Bei einem Teil der Bettnässer-Kinder wird dieses Hormon zu wenig produziert, weshalb sich ihre Blase viel schneller füllt und häufiger entleert werden muss.

Eine Tablette, und das Problem ist gelöst

Das fehlende natürliche ADH lässt sich medikamentös ersetzen. Eine Tablette abends, und das Bettnässen verschwindet in drei von vier Fällen.
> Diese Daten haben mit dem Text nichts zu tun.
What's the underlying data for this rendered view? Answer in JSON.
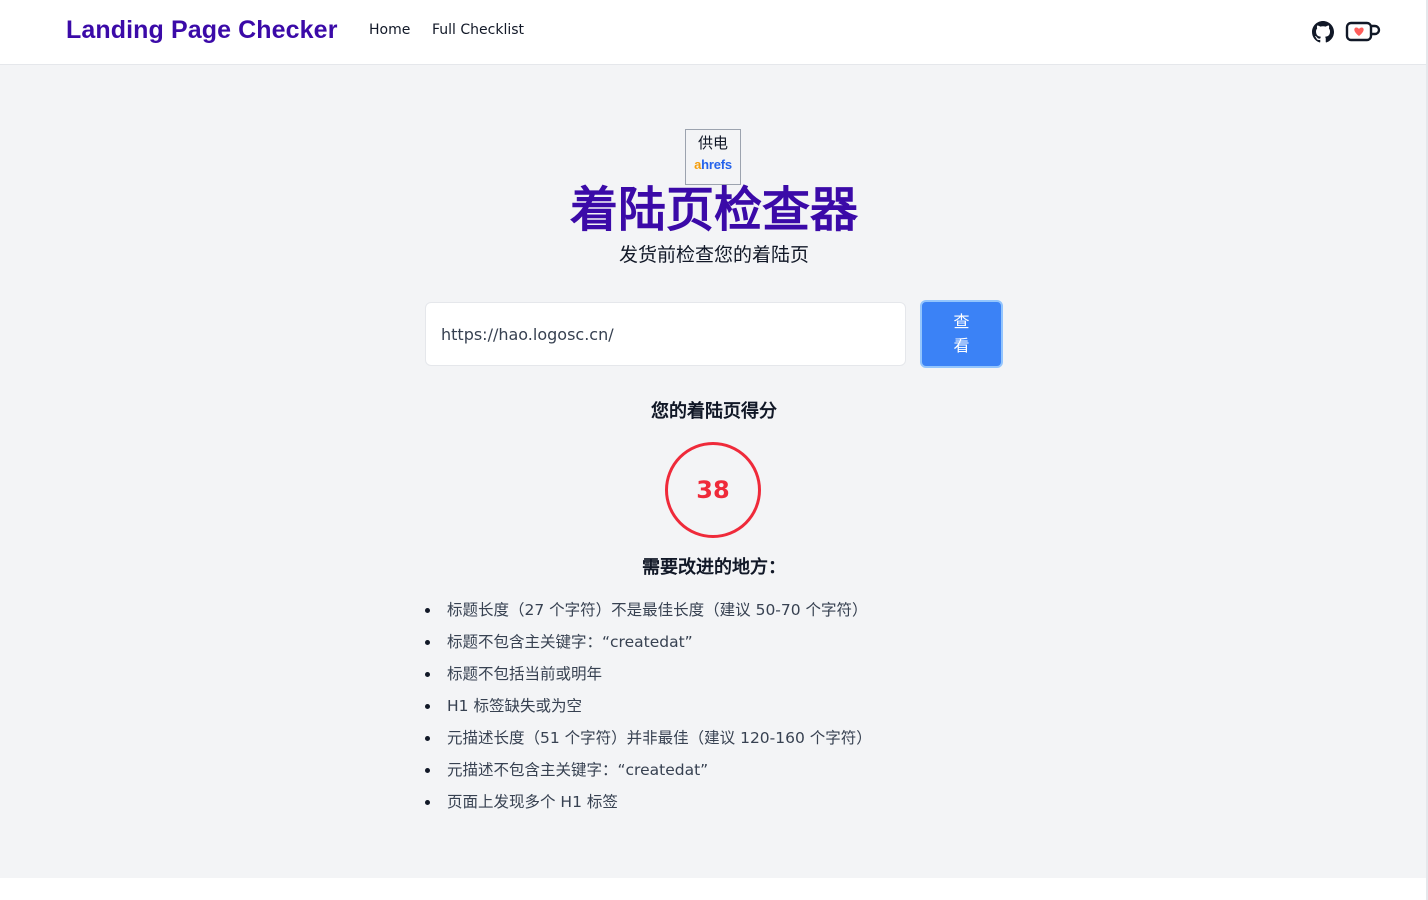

Für einen Teil der Kinderärzte ein sinnvolles Mittel, das über mehrere Monate oder Jahre verabreicht und langsam abgesetzt wird. Für die anderen ein Medikament mit Risiken: Trinkt der kleine Patient nach der Einnahme Flüssigkeit, besteht die Gefahr einer Wasservergiftung, von Krampfanfällen oder epileptischen Anfällen. Im schlimmsten Fall kommt es zu einem Hirnschlag. Jedoch nicht bei sachgerechter Anwendung.

Ausserdem: Werde das Medikament abgesetzt, sei das Bettnässen wieder da, mahnen die Hormon-Gegner.

Alarm mitten in der Nacht

Deshalb propagieren viele Pädiater eine harmlosere Methode: den Weckapparat. Das Gerät wird vor dem Schlafengehen in die Hose gesteckt. Wenige Tropfen Urin genügen, und der Apparat reagiert mit einem akustischen oder Vibrations-Alarm.

Nach jeder trockenen Nacht gibt es eine kleine Belohnung. So wird das Hirn trainiert, immer dann aufzuwachen, wenn die Blase voll ist. Kinderärzte rechnen mit einem Erfolg bei 60 Prozent der Patientinnen und Patienten.

Bettnässen verursacht psychische Probleme

Auch ohne Therapie würden 99 Prozent der Kinder den Reifeprozess der Blase irgendwann nachholen. Doch bis es so weit ist, leiden die Bettnässer. Die Kinder verlieren ihr Selbstwertgefühl, schämen und isolieren sich. Und es besteht die Theorie, dass das Bettnässen chronisch werden kann.

800 Menschen in der Schweiz nässen noch im Erwachsenenalter ihr Bett. Das Problem nach so vielen Jahren anzugehen, wird schwierig, sind sich die Experten einig.